I have gotten to the point that the exercise is becoming something I feel like I need to do everyday...not want to do everyday, but need.....and if I don't, I feel like I have cheated myself. Who said that?
In what parallel universe would I have ever spoke those words. Cause forever it seemed to me that while I was wasting time on a treadmill things weren't getting done in my house somewhere else.
Yesterday Zac had soccer practice and I decided to go a little early and try to "jog" around the track. I wanted to go before everyone else got there so if I looked like an elephant being stung in the butt while skinning a tight rope no one would see it but me and Z. Z is the best encourager for me. He constantly pushes me telling me at least I am trying. He doesn't want me to be unhealthy, over weight and die an early death because I didn't at least try.

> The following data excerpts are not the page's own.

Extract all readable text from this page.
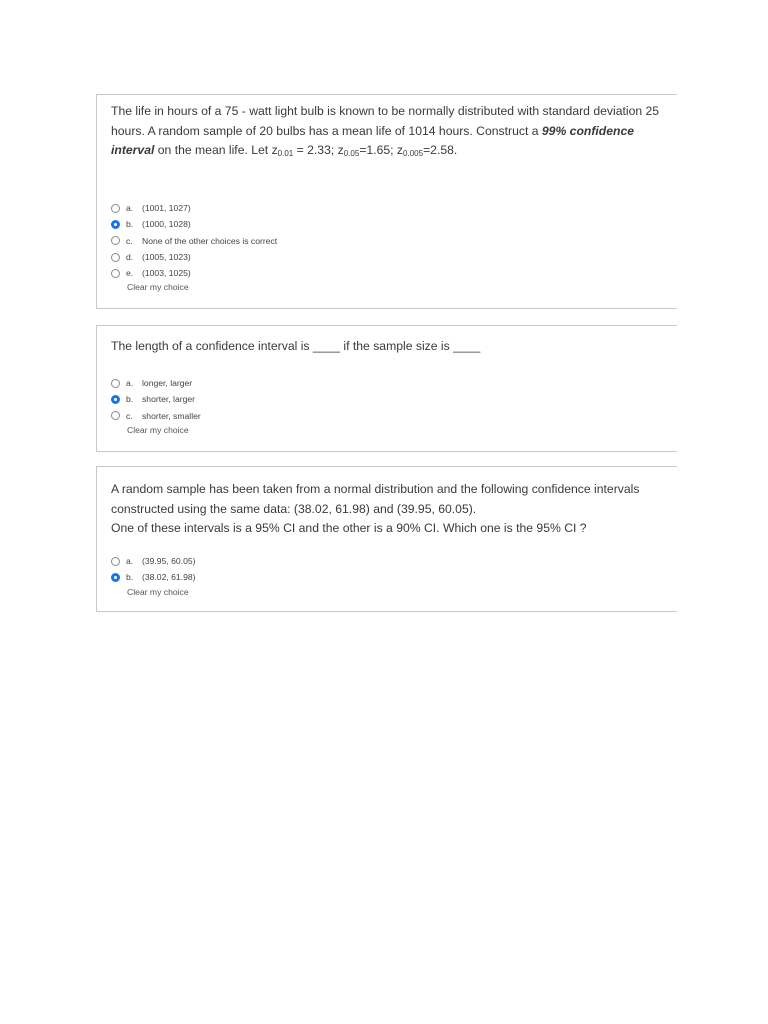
The life in hours of a 75 - watt light bulb is known to be normally distributed with standard deviation 25 hours. A random sample of 20 bulbs has a mean life of 1014 hours. Construct a 99% confidence interval on the mean life. Let $z_{0.01} = 2.33$; $z_{0.05}=1.65$; $z_{0.005}=2.58$.
a.	(1001, 1027)
b.	(1000, 1028)
c.	None of the other choices is correct
d.	(1005, 1023)
e.	(1003, 1025)
Clear my choice
The length of a confidence interval is ____ if the sample size is ____
a.	longer, larger
b.	shorter, larger
c.	shorter, smaller
Clear my choice
A random sample has been taken from a normal distribution and the following confidence intervals constructed using the same data: (38.02, 61.98) and (39.95, 60.05).
One of these intervals is a 95% CI and the other is a 90% CI. Which one is the 95% CI ?
a.	(39.95, 60.05)
b.	(38.02, 61.98)
Clear my choice
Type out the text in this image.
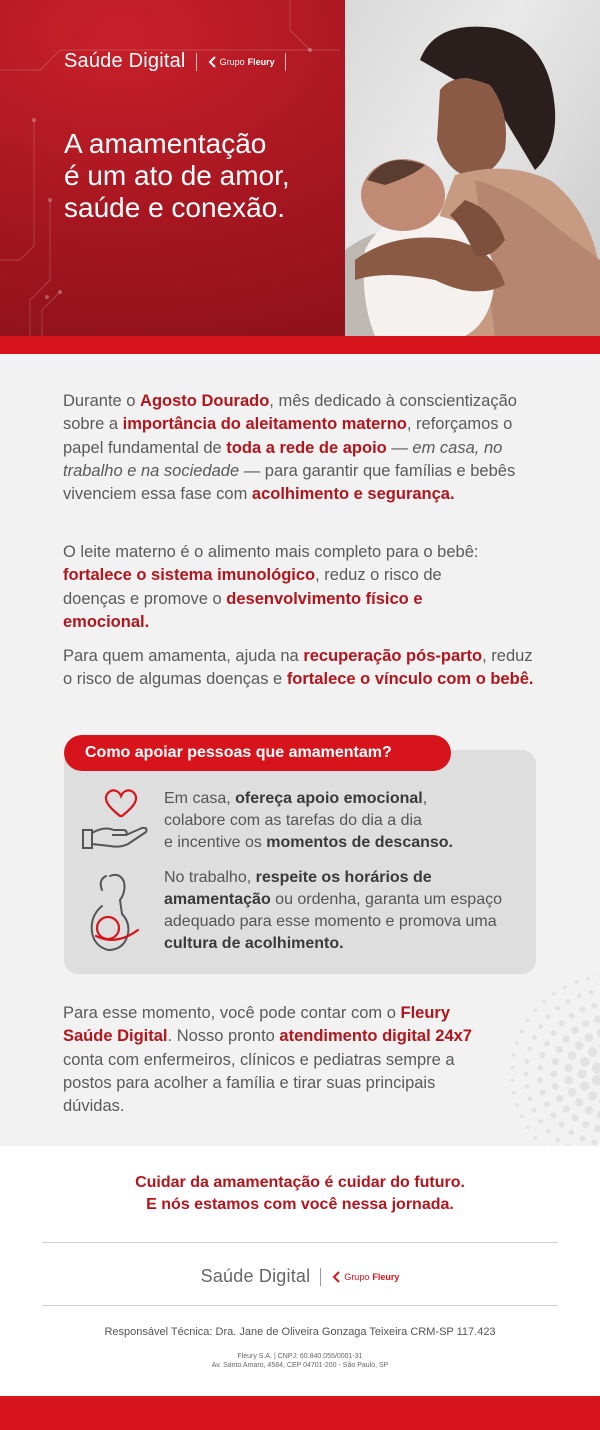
Saúde Digital	Grupo Fleury
A amamentação
é um ato de amor,
saúde e conexão.

Durante o Agosto Dourado, mês dedicado à conscientização sobre a importância do aleitamento materno, reforçamos o papel fundamental de toda a rede de apoio — em casa, no trabalho e na sociedade — para garantir que famílias e bebês vivenciem essa fase com acolhimento e segurança.

O leite materno é o alimento mais completo para o bebê: fortalece o sistema imunológico, reduz o risco de doenças e promove o desenvolvimento físico e emocional.

Para quem amamenta, ajuda na recuperação pós-parto, reduz o risco de algumas doenças e fortalece o vínculo com o bebê.

Como apoiar pessoas que amamentam?

Em casa, ofereça apoio emocional,
colabore com as tarefas do dia a dia
e incentive os momentos de descanso.

No trabalho, respeite os horários de amamentação ou ordenha, garanta um espaço adequado para esse momento e promova uma cultura de acolhimento.

Para esse momento, você pode contar com o Fleury Saúde Digital. Nosso pronto atendimento digital 24x7 conta com enfermeiros, clínicos e pediatras sempre a postos para acolher a família e tirar suas principais dúvidas.

Cuidar da amamentação é cuidar do futuro.
E nós estamos com você nessa jornada.
Saúde Digital	Grupo Fleury
Responsável Técnica: Dra. Jane de Oliveira Gonzaga Teixeira CRM-SP 117.423
Fleury S.A. | CNPJ: 60.840.055/0001-31
Av. Santo Amaro, 4584, CEP 04701-200 - São Paulo, SP
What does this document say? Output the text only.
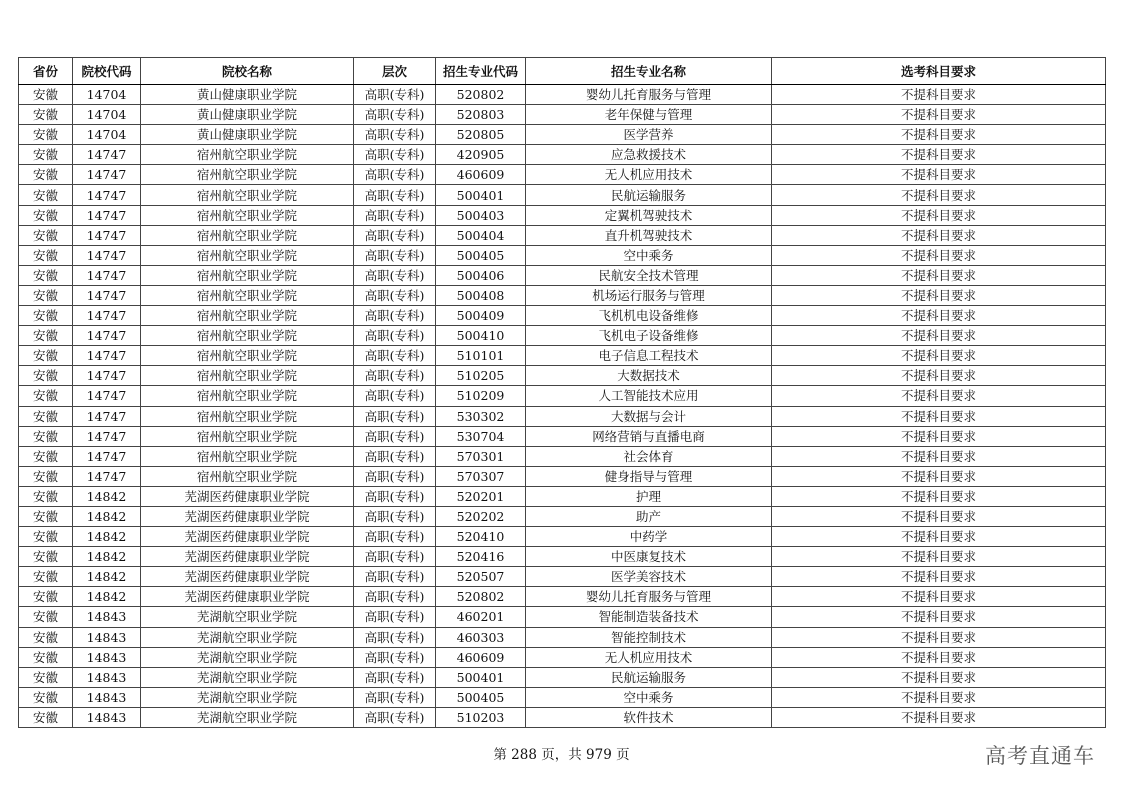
省份	院校代码	院校名称	层次	招生专业代码	招生专业名称	选考科目要求
安徽	14704	黄山健康职业学院	高职(专科)	520802	婴幼儿托育服务与管理	不提科目要求
安徽	14704	黄山健康职业学院	高职(专科)	520803	老年保健与管理	不提科目要求
安徽	14704	黄山健康职业学院	高职(专科)	520805	医学营养	不提科目要求
安徽	14747	宿州航空职业学院	高职(专科)	420905	应急救援技术	不提科目要求
安徽	14747	宿州航空职业学院	高职(专科)	460609	无人机应用技术	不提科目要求
安徽	14747	宿州航空职业学院	高职(专科)	500401	民航运输服务	不提科目要求
安徽	14747	宿州航空职业学院	高职(专科)	500403	定翼机驾驶技术	不提科目要求
安徽	14747	宿州航空职业学院	高职(专科)	500404	直升机驾驶技术	不提科目要求
安徽	14747	宿州航空职业学院	高职(专科)	500405	空中乘务	不提科目要求
安徽	14747	宿州航空职业学院	高职(专科)	500406	民航安全技术管理	不提科目要求
安徽	14747	宿州航空职业学院	高职(专科)	500408	机场运行服务与管理	不提科目要求
安徽	14747	宿州航空职业学院	高职(专科)	500409	飞机机电设备维修	不提科目要求
安徽	14747	宿州航空职业学院	高职(专科)	500410	飞机电子设备维修	不提科目要求
安徽	14747	宿州航空职业学院	高职(专科)	510101	电子信息工程技术	不提科目要求
安徽	14747	宿州航空职业学院	高职(专科)	510205	大数据技术	不提科目要求
安徽	14747	宿州航空职业学院	高职(专科)	510209	人工智能技术应用	不提科目要求
安徽	14747	宿州航空职业学院	高职(专科)	530302	大数据与会计	不提科目要求
安徽	14747	宿州航空职业学院	高职(专科)	530704	网络营销与直播电商	不提科目要求
安徽	14747	宿州航空职业学院	高职(专科)	570301	社会体育	不提科目要求
安徽	14747	宿州航空职业学院	高职(专科)	570307	健身指导与管理	不提科目要求
安徽	14842	芜湖医药健康职业学院	高职(专科)	520201	护理	不提科目要求
安徽	14842	芜湖医药健康职业学院	高职(专科)	520202	助产	不提科目要求
安徽	14842	芜湖医药健康职业学院	高职(专科)	520410	中药学	不提科目要求
安徽	14842	芜湖医药健康职业学院	高职(专科)	520416	中医康复技术	不提科目要求
安徽	14842	芜湖医药健康职业学院	高职(专科)	520507	医学美容技术	不提科目要求
安徽	14842	芜湖医药健康职业学院	高职(专科)	520802	婴幼儿托育服务与管理	不提科目要求
安徽	14843	芜湖航空职业学院	高职(专科)	460201	智能制造装备技术	不提科目要求
安徽	14843	芜湖航空职业学院	高职(专科)	460303	智能控制技术	不提科目要求
安徽	14843	芜湖航空职业学院	高职(专科)	460609	无人机应用技术	不提科目要求
安徽	14843	芜湖航空职业学院	高职(专科)	500401	民航运输服务	不提科目要求
安徽	14843	芜湖航空职业学院	高职(专科)	500405	空中乘务	不提科目要求
安徽	14843	芜湖航空职业学院	高职(专科)	510203	软件技术	不提科目要求
第 288 页，共 979 页	高考直通车
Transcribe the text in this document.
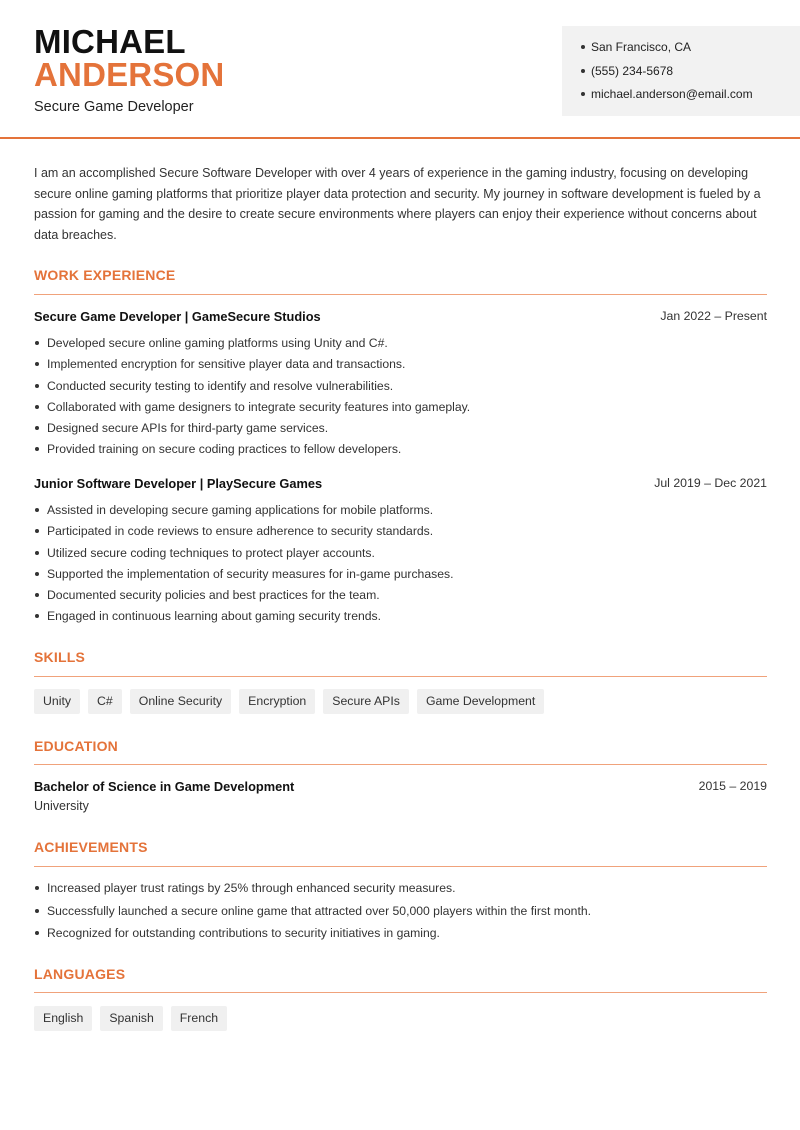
MICHAEL
ANDERSON
Secure Game Developer
San Francisco, CA
(555) 234-5678
michael.anderson@email.com

I am an accomplished Secure Software Developer with over 4 years of experience in the gaming industry, focusing on developing secure online gaming platforms that prioritize player data protection and security. My journey in software development is fueled by a passion for gaming and the desire to create secure environments where players can enjoy their experience without concerns about data breaches.

WORK EXPERIENCE
Secure Game Developer | GameSecure Studios	Jan 2022 – Present
Developed secure online gaming platforms using Unity and C#.
Implemented encryption for sensitive player data and transactions.
Conducted security testing to identify and resolve vulnerabilities.
Collaborated with game designers to integrate security features into gameplay.
Designed secure APIs for third-party game services.
Provided training on secure coding practices to fellow developers.
Junior Software Developer | PlaySecure Games	Jul 2019 – Dec 2021
Assisted in developing secure gaming applications for mobile platforms.
Participated in code reviews to ensure adherence to security standards.
Utilized secure coding techniques to protect player accounts.
Supported the implementation of security measures for in-game purchases.
Documented security policies and best practices for the team.
Engaged in continuous learning about gaming security trends.
SKILLS
Unity	C#	Online Security	Encryption	Secure APIs	Game Development
EDUCATION
Bachelor of Science in Game Development	2015 – 2019
University
ACHIEVEMENTS
Increased player trust ratings by 25% through enhanced security measures.
Successfully launched a secure online game that attracted over 50,000 players within the first month.
Recognized for outstanding contributions to security initiatives in gaming.
LANGUAGES
English	Spanish	French
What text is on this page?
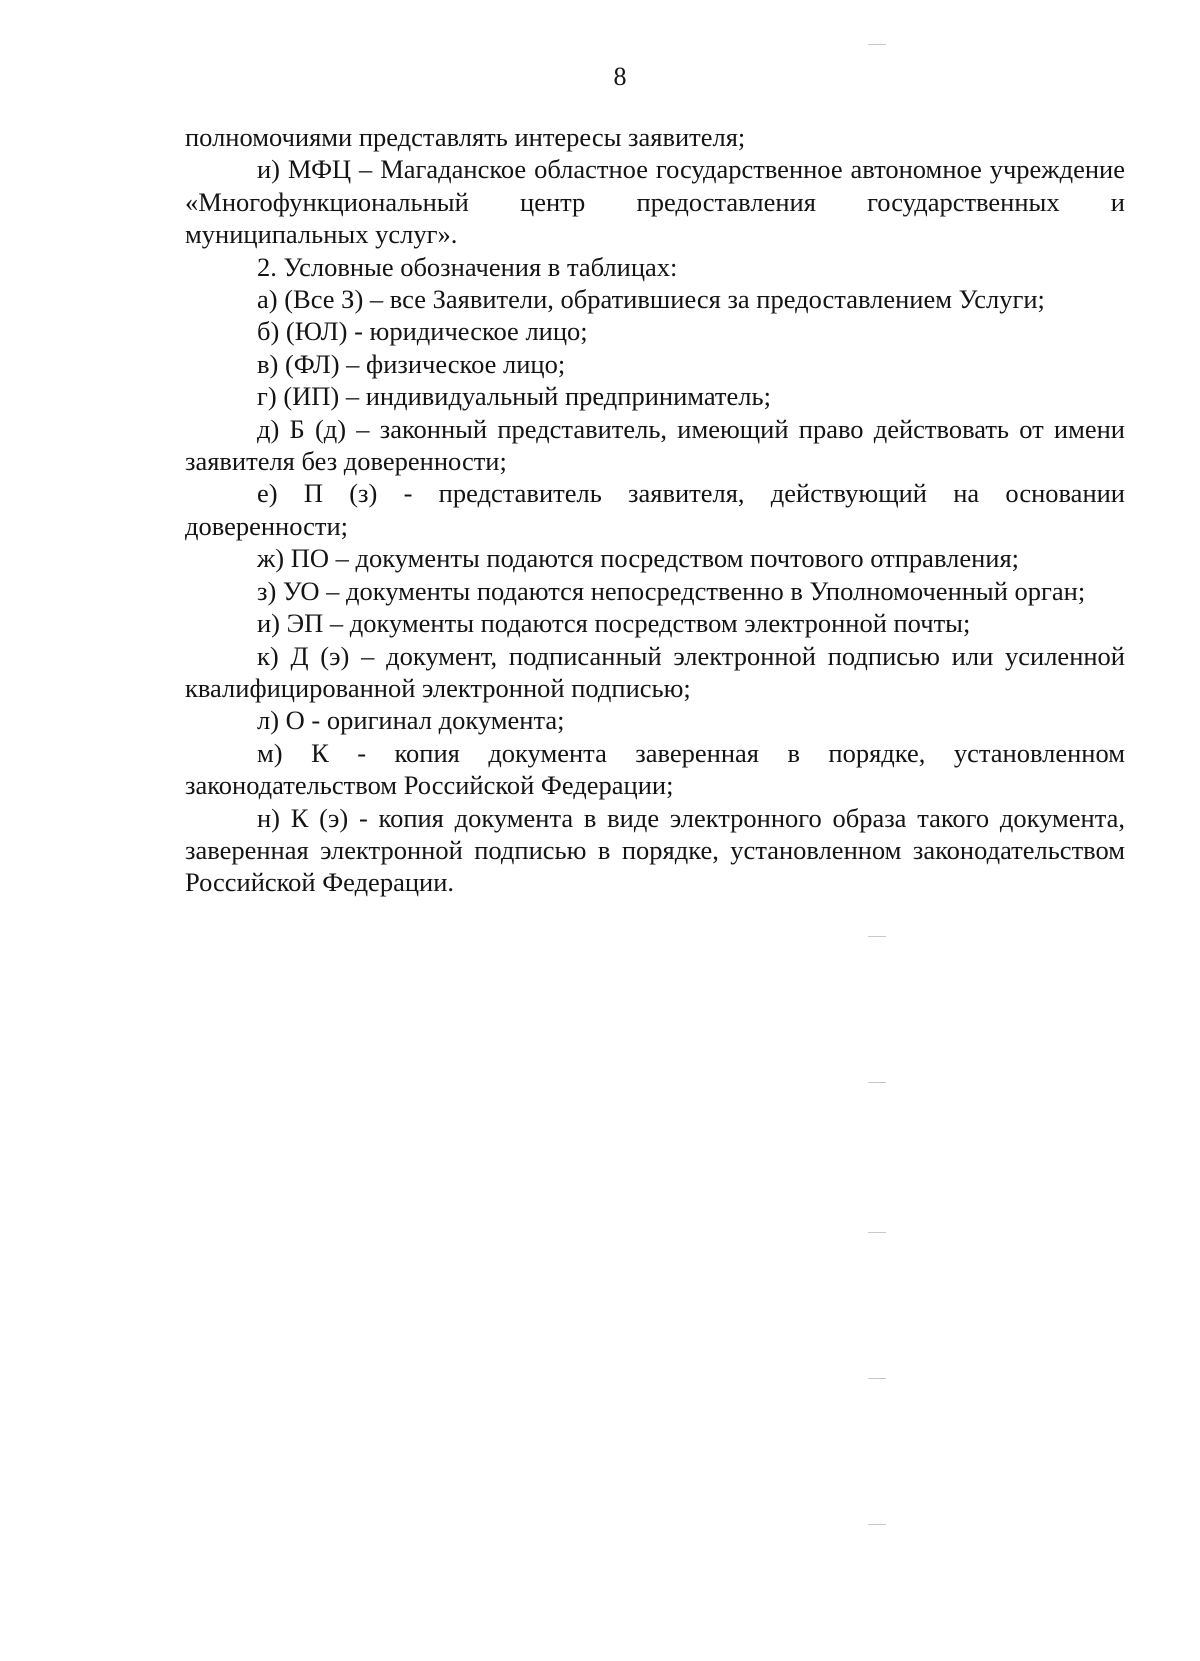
8

полномочиями представлять интересы заявителя;

и) МФЦ – Магаданское областное государственное автономное учреждение «Многофункциональный центр предоставления государственных и муниципальных услуг».

2. Условные обозначения в таблицах:

а) (Все З) – все Заявители, обратившиеся за предоставлением Услуги;

б) (ЮЛ) - юридическое лицо;

в) (ФЛ) – физическое лицо;

г) (ИП) – индивидуальный предприниматель;

д) Б (д) – законный представитель, имеющий право действовать от имени заявителя без доверенности;

е) П (з) - представитель заявителя, действующий на основании доверенности;

ж) ПО – документы подаются посредством почтового отправления;

з) УО – документы подаются непосредственно в Уполномоченный орган;

и) ЭП – документы подаются посредством электронной почты;

к) Д (э) – документ, подписанный электронной подписью или усиленной квалифицированной электронной подписью;

л) О - оригинал документа;

м) К - копия документа заверенная в порядке, установленном законодательством Российской Федерации;

н) К (э) - копия документа в виде электронного образа такого документа, заверенная электронной подписью в порядке, установленном законодательством Российской Федерации.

I said to him, "Do these exercise pants look too tight?"
Z- Who cares they are exercise pants mom, they are supposed to be tight.
A- Yeah but, you know, your friend's parents will see me and all...
Z- So what, at least you are trying. They look fine, they look good in fact. I don't think of you looking fat that way. You always look nice to me.
My heart felt really good.
...the very first time we went to the gym together, I was feeling nervous and intimidated and relayed this to him.
Z- Mom it's a gym, all kinds of people go to a gym. Not just body builders. There will be old people, young people, fat people, and skinny people....you are in the middle of all of those. Just suck it up we are going in.
Which we did and had a pretty good time.
Back to the track.....I believed that if I could run 2 miles in 24 minutes on a treadmill I should surely be able to run a minimum of 1 mile on the track.
Running on a surface that does not give tried to make me pee in my pants. I walked the first lap to warm up, then ran 1 lap holding my bladder by sheer power of the mind, walked it off 1/4 of the 3rd lap & ran 3/4 of the rest of it, walked 1/2 of the 4th lap & ran 1/2 of it....then my walking buddy showed up and we walked about another mile and quit.
My mind thought running at the track was not fun at all. I don't desire to do it ever again. I will walk that track from now on. I can't say why, but the treadmill with all its faults is so much easier to do. My brother-in-law runs the marathons and he's in the running clubs, my sister she runs the 8 miles and she is fixin to run some big run and all....I don't know how they do it, I really don't.
I guess I will just keep on keepin on till I get somewhere that is satisfactory for me. I still have 10 months or so to get to my one year goal and assess what has become of this commitment.
We are getting 2 truck loads of mulch today.......hopefully this will appease my need to fill a space in the day with exercise.
I don't want to wear skinny jeans. I just want to feel satisfied when I look in the mirror, whatever weight that is.................as long as it's below 150. I could be satisfied with 150 and fit.